We sat together on the commute home that day. Though it was a quiet ride, I watched the city blur through the window, and I enjoyed her presence in the moment. Reflections bounced from building to building, and the tracks clicked in succession as we approached my stop. "I wish I had a real camera, I would love to capture the beauty and faces of this old city." she said. "I love the city, too, that's actually why I took this job," I answered the reflection in the window. "See you tomorrow" she said. I nodded and squeezed between some anonymous figures, and through the sliding doors.

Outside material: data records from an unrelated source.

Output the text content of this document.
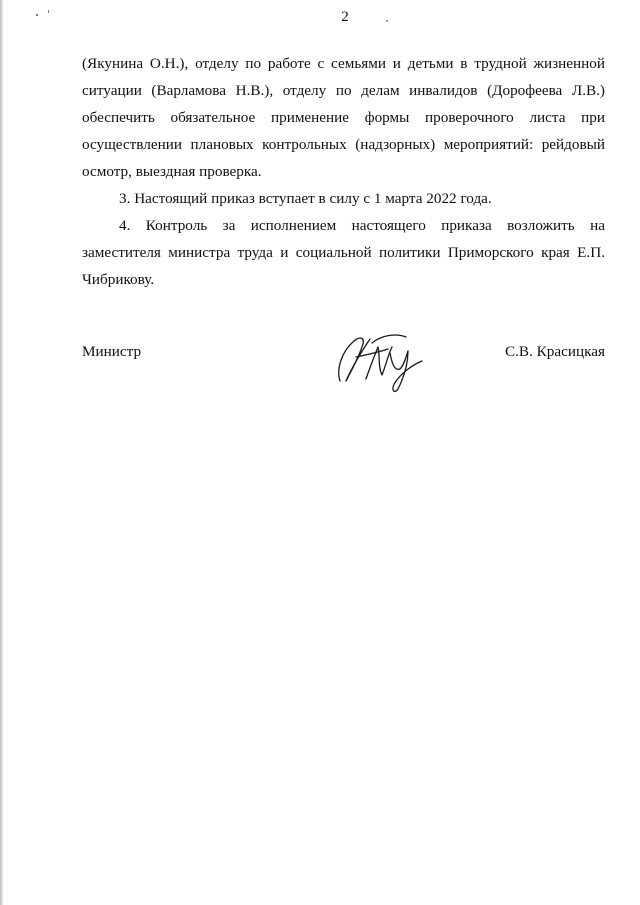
2

(Якунина О.Н.), отделу по работе с семьями и детьми в трудной жизненной ситуации (Варламова Н.В.), отделу по делам инвалидов (Дорофеева Л.В.) обеспечить обязательное применение формы проверочного листа при осуществлении плановых контрольных (надзорных) мероприятий: рейдовый осмотр, выездная проверка.

3. Настоящий приказ вступает в силу с 1 марта 2022 года.

4. Контроль за исполнением настоящего приказа возложить на заместителя министра труда и социальной политики Приморского края Е.П. Чибрикову.

Министр	С.В. Красицкая
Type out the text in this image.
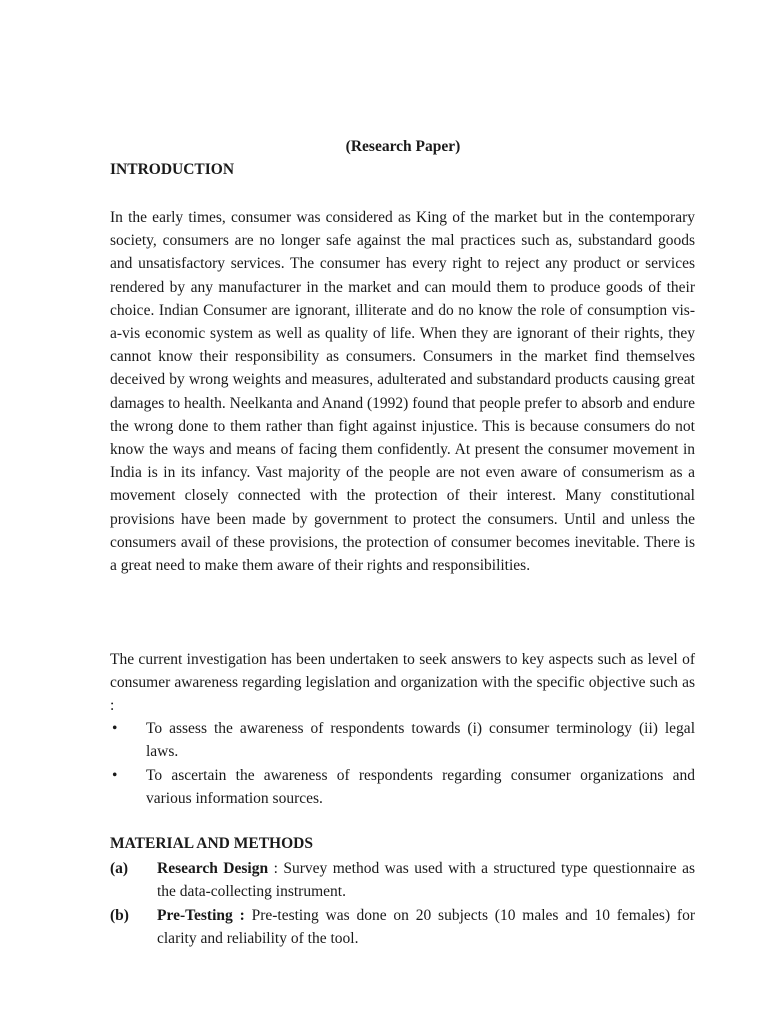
(Research Paper)
INTRODUCTION
In the early times, consumer was considered as King of the market but in the contemporary society, consumers are no longer safe against the mal practices such as, substandard goods and unsatisfactory services. The consumer has every right to reject any product or services rendered by any manufacturer in the market and can mould them to produce goods of their choice. Indian Consumer are ignorant, illiterate and do no know the role of consumption vis-a-vis economic system as well as quality of life. When they are ignorant of their rights, they cannot know their responsibility as consumers. Consumers in the market find themselves deceived by wrong weights and measures, adulterated and substandard products causing great damages to health. Neelkanta and Anand (1992) found that people prefer to absorb and endure the wrong done to them rather than fight against injustice. This is because consumers do not know the ways and means of facing them confidently. At present the consumer movement in India is in its infancy. Vast majority of the people are not even aware of consumerism as a movement closely connected with the protection of their interest. Many constitutional provisions have been made by government to protect the consumers. Until and unless the consumers avail of these provisions, the protection of consumer becomes inevitable. There is a great need to make them aware of their rights and responsibilities.
The current investigation has been undertaken to seek answers to key aspects such as level of consumer awareness regarding legislation and organization with the specific objective such as :
• To assess the awareness of respondents towards (i) consumer terminology (ii) legal laws.
• To ascertain the awareness of respondents regarding consumer organizations and various information sources.
MATERIAL AND METHODS
(a) Research Design : Survey method was used with a structured type questionnaire as the data-collecting instrument.
(b) Pre-Testing : Pre-testing was done on 20 subjects (10 males and 10 females) for clarity and reliability of the tool.
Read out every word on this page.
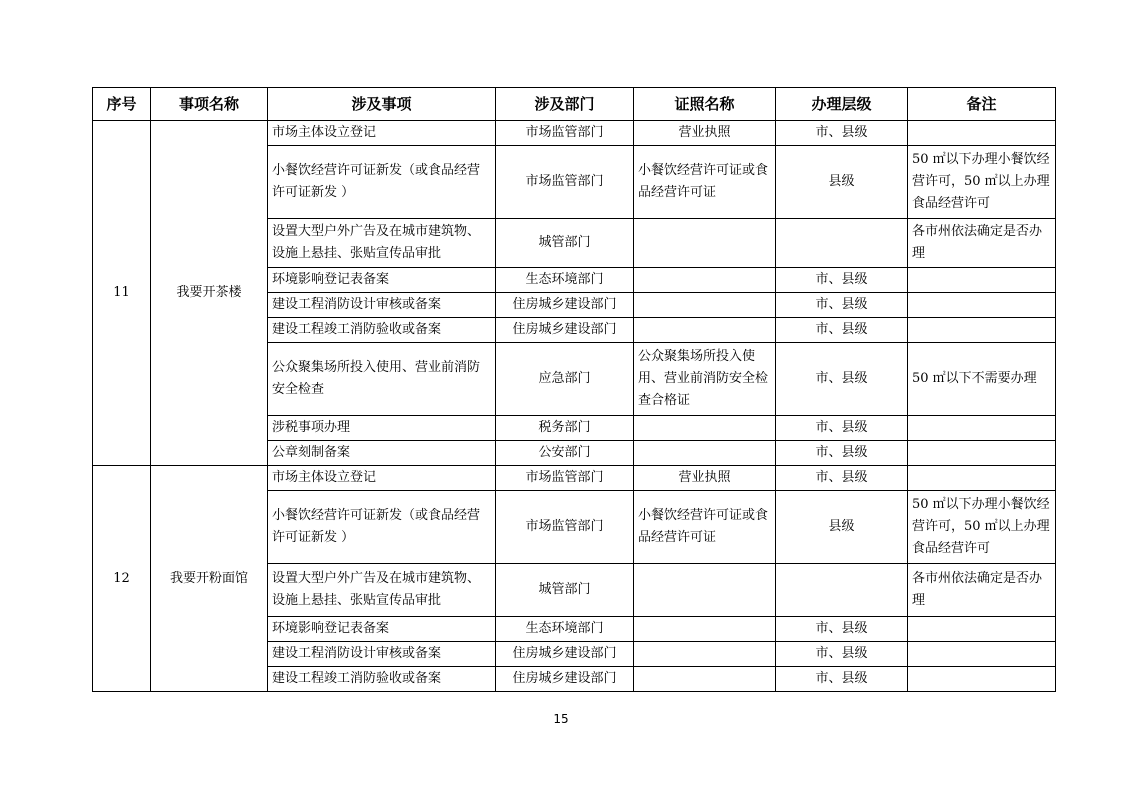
序号	事项名称	涉及事项	涉及部门	证照名称	办理层级	备注
11	我要开茶楼	市场主体设立登记	市场监管部门	营业执照	市、县级	
		小餐饮经营许可证新发（或食品经营许可证新发 ）	市场监管部门	小餐饮经营许可证或食品经营许可证	县级	50 ㎡以下办理小餐饮经营许可，50 ㎡以上办理食品经营许可
		设置大型户外广告及在城市建筑物、设施上悬挂、张贴宣传品审批	城管部门			各市州依法确定是否办理
		环境影响登记表备案	生态环境部门		市、县级	
		建设工程消防设计审核或备案	住房城乡建设部门		市、县级	
		建设工程竣工消防验收或备案	住房城乡建设部门		市、县级	
		公众聚集场所投入使用、营业前消防安全检查	应急部门	公众聚集场所投入使用、营业前消防安全检查合格证	市、县级	50 ㎡以下不需要办理
		涉税事项办理	税务部门		市、县级	
		公章刻制备案	公安部门		市、县级	
12	我要开粉面馆	市场主体设立登记	市场监管部门	营业执照	市、县级	
		小餐饮经营许可证新发（或食品经营许可证新发 ）	市场监管部门	小餐饮经营许可证或食品经营许可证	县级	50 ㎡以下办理小餐饮经营许可，50 ㎡以上办理食品经营许可
		设置大型户外广告及在城市建筑物、设施上悬挂、张贴宣传品审批	城管部门			各市州依法确定是否办理
		环境影响登记表备案	生态环境部门		市、县级	
		建设工程消防设计审核或备案	住房城乡建设部门		市、县级	
		建设工程竣工消防验收或备案	住房城乡建设部门		市、县级	
15
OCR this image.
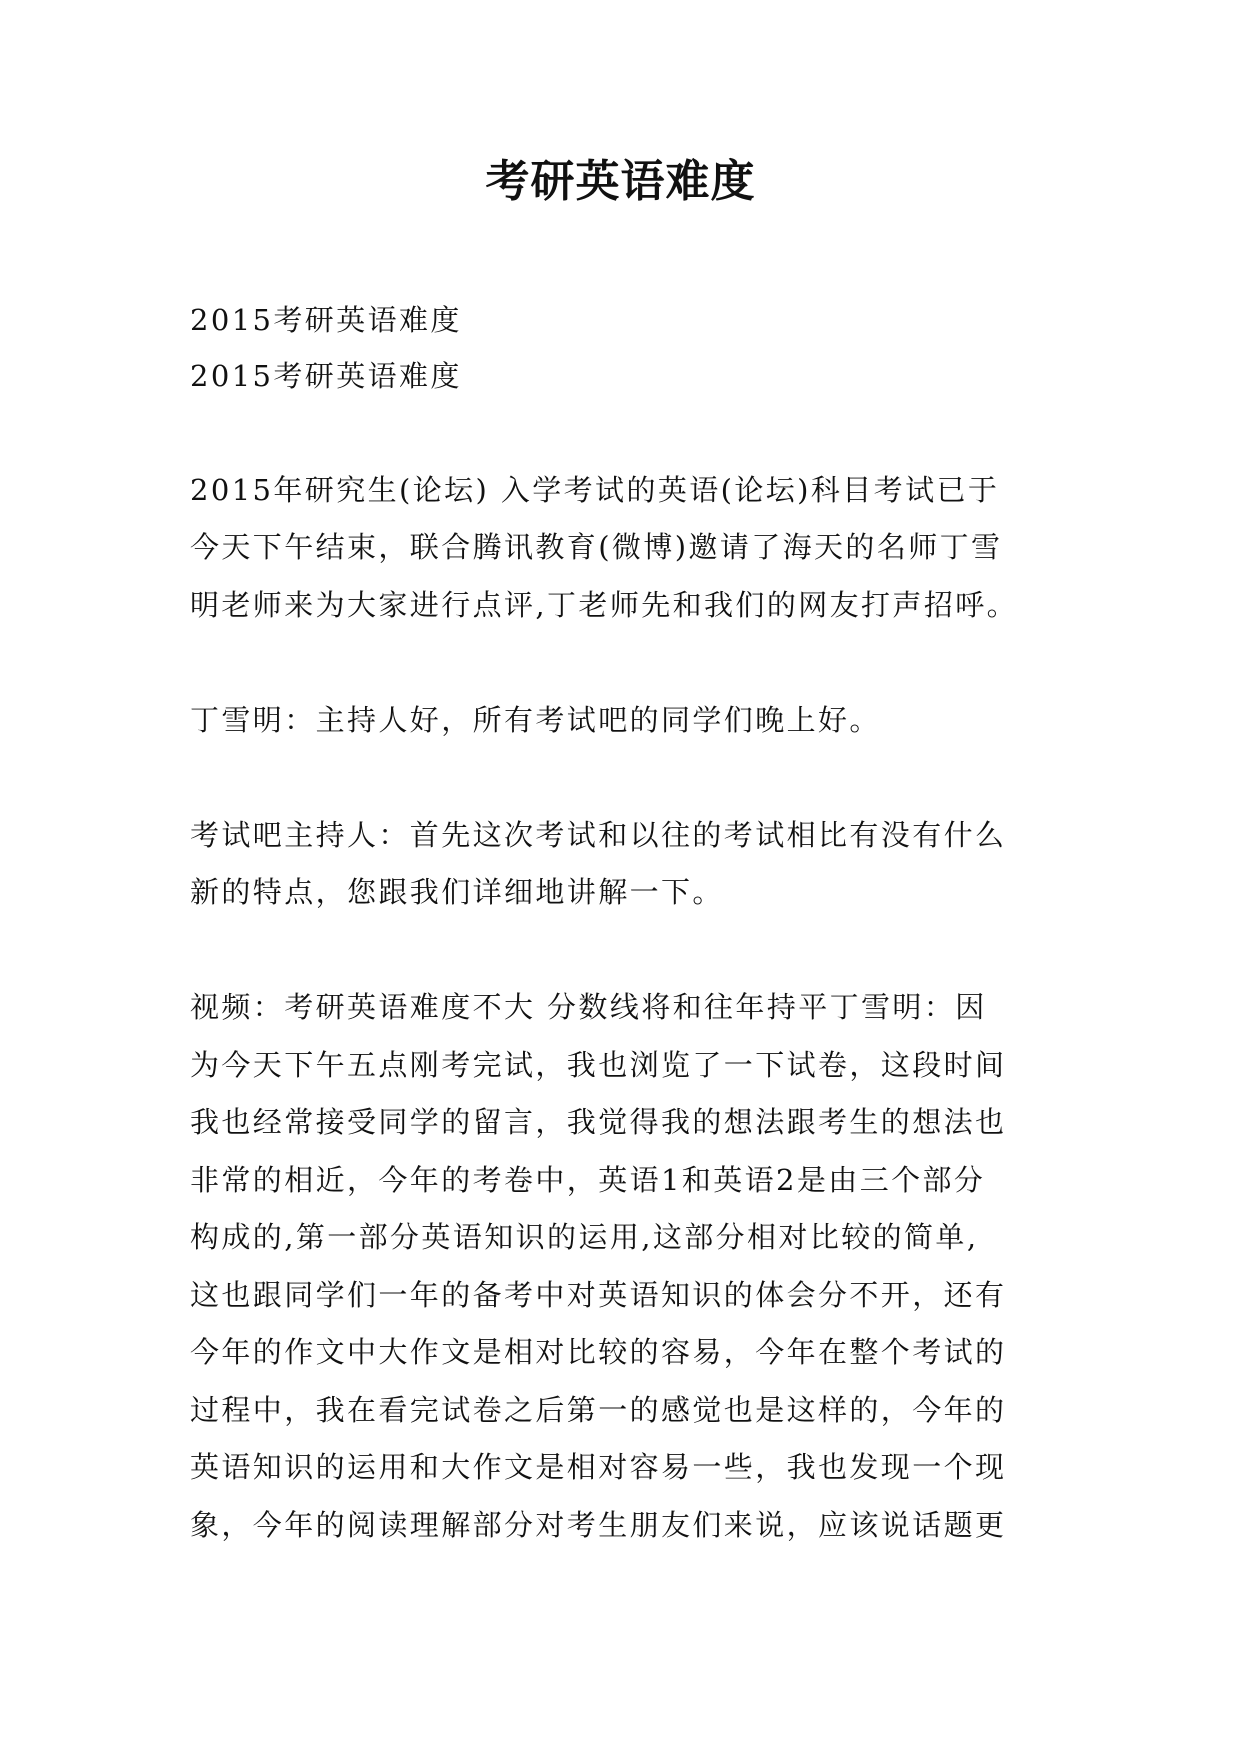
考研英语难度
2015考研英语难度
2015考研英语难度
2015年研究生(论坛) 入学考试的英语(论坛)科目考试已于
今天下午结束，联合腾讯教育(微博)邀请了海天的名师丁雪
明老师来为大家进行点评,丁老师先和我们的网友打声招呼。
丁雪明：主持人好，所有考试吧的同学们晚上好。
考试吧主持人：首先这次考试和以往的考试相比有没有什么
新的特点，您跟我们详细地讲解一下。
视频：考研英语难度不大 分数线将和往年持平丁雪明：因
为今天下午五点刚考完试，我也浏览了一下试卷，这段时间
我也经常接受同学的留言，我觉得我的想法跟考生的想法也
非常的相近，今年的考卷中，英语1和英语2是由三个部分
构成的,第一部分英语知识的运用,这部分相对比较的简单,
这也跟同学们一年的备考中对英语知识的体会分不开，还有
今年的作文中大作文是相对比较的容易，今年在整个考试的
过程中，我在看完试卷之后第一的感觉也是这样的，今年的
英语知识的运用和大作文是相对容易一些，我也发现一个现
象，今年的阅读理解部分对考生朋友们来说，应该说话题更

My evening was spent digging through boxes, long neglected at the back of the closet. "Where is it? How could I lose it?" I scolded myself, as I shuffled through souvenirs from the past. My opportunity to be a part of the glamorous city seems to have lost a bit of luster this Winter. "Ah, finally." Tucked inside the smallest piece of luggage in my set was the hard silver case, safely hidden to protect my heart from memories. The cold, dull metal finish felt smooth as I ran my hand across the top, and relived my fascination from childhood. I spun the numerals to the code matching my month, day, and year of birth, and the latches clicked open for the first time since I inherited this dream from my father.

The protective foam smelled like glue with a hint of home, a place that no longer existed. I wasn't ready to miss it so much, to miss him. I lifted the top open, and took inventory of the black and silver cylinders arranged with care around the prized central piece. The heavy black body always felt too large for my clumsy hands as a girl, but not tonight. Components came together naturally, and I raised the weight to my eye to focus. Click. Those fleeing seconds halted in the moment, and I allowed my heart to break as I realized. There was still an undeveloped roll of film inside.

I didn't go to work the next morning, or the remainder of the week. I woke before my alarm, and raced the sun out my front door. The lock clicked in affirmation to my key, and I walked to the train with my head facing the future instead of the sidewalk. Click. The newborn day was leaking light between the skyscrapers like magic. Click. The men in suits sat in a row with the same newspaper, on the same bench, living the same life individually. Click. Eventually, there was only one photo left on the roll.

There was a cafe next to the photo center, so I ordered my usual, and sat in the window to wait for my final subject. The coffee warmed my hands, and everything it touched on the way down. The sun was finally high enough to shine through the windows, so I closed my eyes and felt the warmth of light sink into my skin. The waitress gracefully crossed the room with a steaming pot for a refill. When I smiled and thanked her, she said. "You are blooming in this sunshine, Dear, let me to take your photo!" Click.

Walking into work the following Monday, I was almost surprised the building hadn't collapsed without me holding it up last week. With the development of my father's film, I felt closure in my broken heart. It beats slower than the pace of this old city, but it reminds me to value every moment. I smiled a thanks to my reflection in the mirror on the other side of my desk, and watered my plant before it wilted this time. The sound of the clock reminded me that I only had a few more hours to go before finding out what the setting sun looked like through my favorite lens. Click. Click. Click.